Spring Comes Early for Romney

Things are looking good for Mitt Romney after two strong wins. The result in Florida on Tuesday was a game-changing event, whereas his Nevada victory was never in doubt. The state is heavily Mormon and he won there handily in 2008. In fact, his vote share was lower this time, while his main rival, Newt Gingrich, outperformed Ron Paul, who was hoping to come in second—suggesting that while Gingrich is down, he is not out. He may yet come back to challenge Romney again. 

But Nevada was just the first in a string of contests that are perfect for favoring Romney. In the short term, at least, things are going to get even better. Here are the main five reasons why:

Money. Both Romney’s campaign and Super Pac continued to raise more than his opponents in the fourth quarter of 2011, even though Gingrich enjoyed a boom when he sat atop the polls.

Organization. Caucuses have significantly lower turnout than primaries, so turning out your supporters is crucial. Nevada is followed by a string of caucus states such as Minnesota and Colorado.

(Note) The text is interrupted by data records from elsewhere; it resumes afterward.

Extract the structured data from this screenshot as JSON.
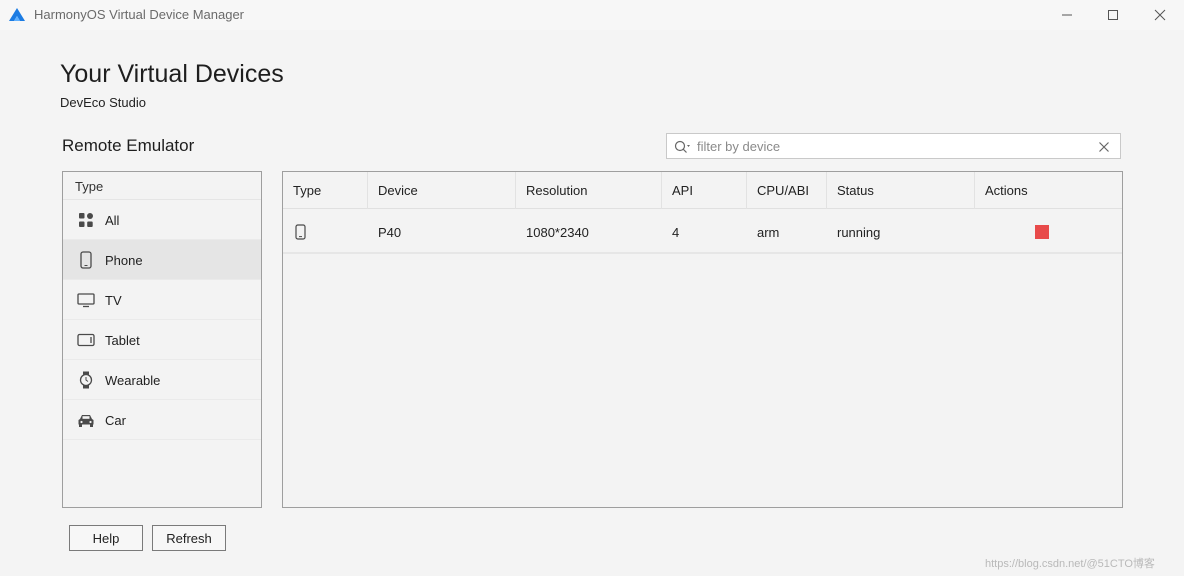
{
  "window": {
    "title": "HarmonyOS Virtual Device Manager"
  },
  "header": {
    "title": "Your Virtual Devices",
    "subtitle": "DevEco Studio"
  },
  "section_title": "Remote Emulator",
  "search": {
    "placeholder": "filter by device",
    "value": ""
  },
  "type_panel": {
    "header": "Type",
    "items": [
      {
        "label": "All",
        "icon": "grid-icon"
      },
      {
        "label": "Phone",
        "icon": "phone-icon",
        "selected": true
      },
      {
        "label": "TV",
        "icon": "tv-icon"
      },
      {
        "label": "Tablet",
        "icon": "tablet-icon"
      },
      {
        "label": "Wearable",
        "icon": "watch-icon"
      },
      {
        "label": "Car",
        "icon": "car-icon"
      }
    ]
  },
  "table": {
    "columns": [
      "Type",
      "Device",
      "Resolution",
      "API",
      "CPU/ABI",
      "Status",
      "Actions"
    ],
    "rows": [
      {
        "type_icon": "phone-icon",
        "device": "P40",
        "resolution": "1080*2340",
        "api": "4",
        "cpu": "arm",
        "status": "running",
        "action_icon": "stop-icon"
      }
    ]
  },
  "buttons": {
    "help": "Help",
    "refresh": "Refresh"
  },
  "watermark": "https://blog.csdn.net/@51CTO博客",
  "colors": {
    "stop": "#e84a4a",
    "logo": "#1c7ce3",
    "background": "#f4f4f4"
  }
}
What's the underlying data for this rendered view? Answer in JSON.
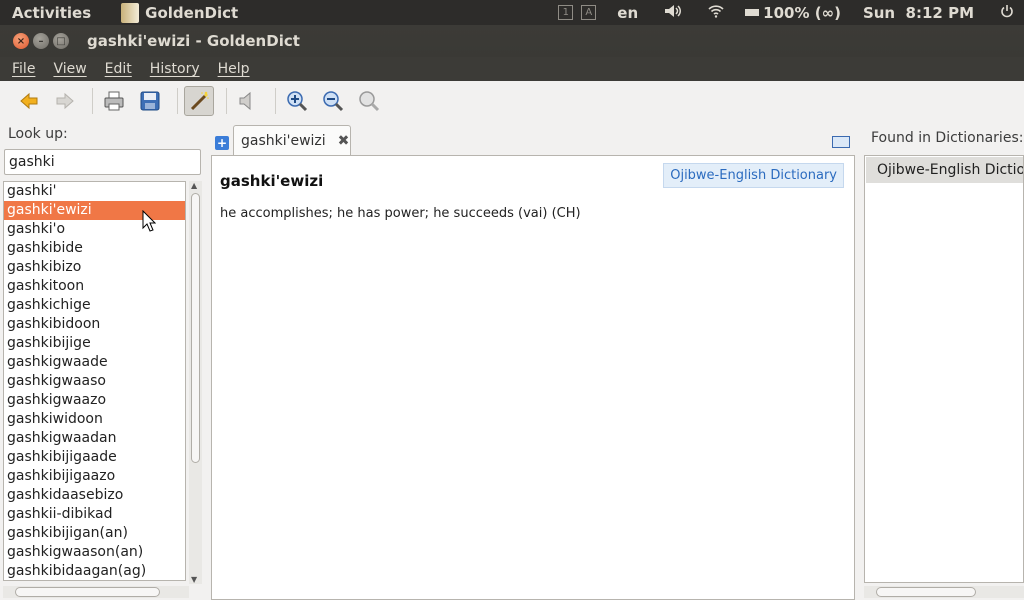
{
  "top_panel": {
    "activities": "Activities",
    "app_name": "GoldenDict",
    "kbd_indicators": [
      "1",
      "A"
    ],
    "language": "en",
    "battery": "100% (∞)",
    "clock": "Sun  8:12 PM"
  },
  "window": {
    "title": "gashki'ewizi - GoldenDict"
  },
  "menu": {
    "items": [
      "File",
      "View",
      "Edit",
      "History",
      "Help"
    ]
  },
  "toolbar": {
    "icons": [
      "back-icon",
      "forward-icon",
      "print-icon",
      "save-icon",
      "scan-popup-icon",
      "pronounce-icon",
      "zoom-in-icon",
      "zoom-out-icon",
      "zoom-reset-icon"
    ]
  },
  "left_pane": {
    "lookup_label": "Look up:",
    "lookup_value": "gashki",
    "words": [
      "gashki'",
      "gashki'ewizi",
      "gashki'o",
      "gashkibide",
      "gashkibizo",
      "gashkitoon",
      "gashkichige",
      "gashkibidoon",
      "gashkibijige",
      "gashkigwaade",
      "gashkigwaaso",
      "gashkigwaazo",
      "gashkiwidoon",
      "gashkigwaadan",
      "gashkibijigaade",
      "gashkibijigaazo",
      "gashkidaasebizo",
      "gashkii-dibikad",
      "gashkibijigan(an)",
      "gashkigwaason(an)",
      "gashkibidaagan(ag)"
    ],
    "selected_index": 1
  },
  "article": {
    "tab_label": "gashki'ewizi",
    "headword": "gashki'ewizi",
    "dictionary_name": "Ojibwe-English Dictionary",
    "definition": "he accomplishes; he has power; he succeeds (vai) (CH)"
  },
  "right_pane": {
    "found_label": "Found in Dictionaries:",
    "dictionaries": [
      "Ojibwe-English Dictionary"
    ]
  },
  "colors": {
    "selection": "#f07746",
    "panel": "#2d2c2a",
    "accent": "#2b6bbf"
  }
}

Gingrich has a shockingly disorganized and poorly managed ground game. The Gingrich campaign’s incompetence extends to having failed to get on the ballot in Virginia, which votes on Super Tuesday, March 6.

Establishment support. Gingrich’s victory in South Carolina spooked the GOP establishment, which came out in full force to defeat him in Florida. Gingrich is returning the favor by attacking “the establishment” in his speeches, most notably in his Florida concession speech. What that means for the Republican establishment is that the only thing worse than Gingrich winning before was if Gingrich wins now that they’re on his bad side. If Gingrich shows signs of life, they will react even more strongly.

Personal history. Immediately after Gingrich’s second ex-wife, Marianne Gingrich, gave interviews on his infidelity and otherwise despicable behavior, it seemed as if Gingrich might paradoxically benefit from the revelations. Republican primary voters are often so blinded by partisanship and ideology that they readily accept any mainstream news reports of embarrassing behavior by one of their favored politicians as smear by the “liberal media.” Just as Herman Cain became a victim of the hostile media in their eyes, and his poll numbers initially rose, Gingrich had the same phenomenon working to his advantage.

When Gingrich furiously chastised CNN’s John King for asking him about Marianne’s accusations in a debate, the audience gave him a standing ovation. The whole fiasco may have actually helped Gingrich win South Carolina.

But in the long run his marital history can only hurt Gingrich, as Cain’s ultimately hurt him. People will eventually forget what Gingrich said to John King, but he will still have two ex-wives he cheated on and left for a younger woman. More importantly, he has a history of ethical improprieties, broken political promises and K Street profiteering. Romney effectively attacked Gingrich on all those fronts in Florida.

The result? Romney is in Gingrich’s head, throwing Gingrich off his game. Gingrich’s response to the results in Florida and Nevada was churlish, petulant and damaging. Conservative writers are panning Gingrich’s late Saturday night press conference in Las Vegas, comparing it to Richard Nixon’s famous farewell after losing the 1962 gubernatorial race in California.

Schedule. Romney will also enjoy a Mormon advantage in Arizona, which votes on February 28. In Michigan, which will hold its primary on the same day as Arizona, Romney’s father George Romney served as governor. And on Super Tuesday, many of the states that are voting are natural Romney territory, including Massachusetts, which he served as governor, and neighboring Vermont.

The RNC took measures to slow the nomination process, pushing most primaries to after April 1, and requiring any held first to allocate their delegates proportionally. That means Romney cannot actually accumulate a delegate majority until April. But the next month will give him a chance to build sufficient momentum that his eventual coronation is virtually inevitable.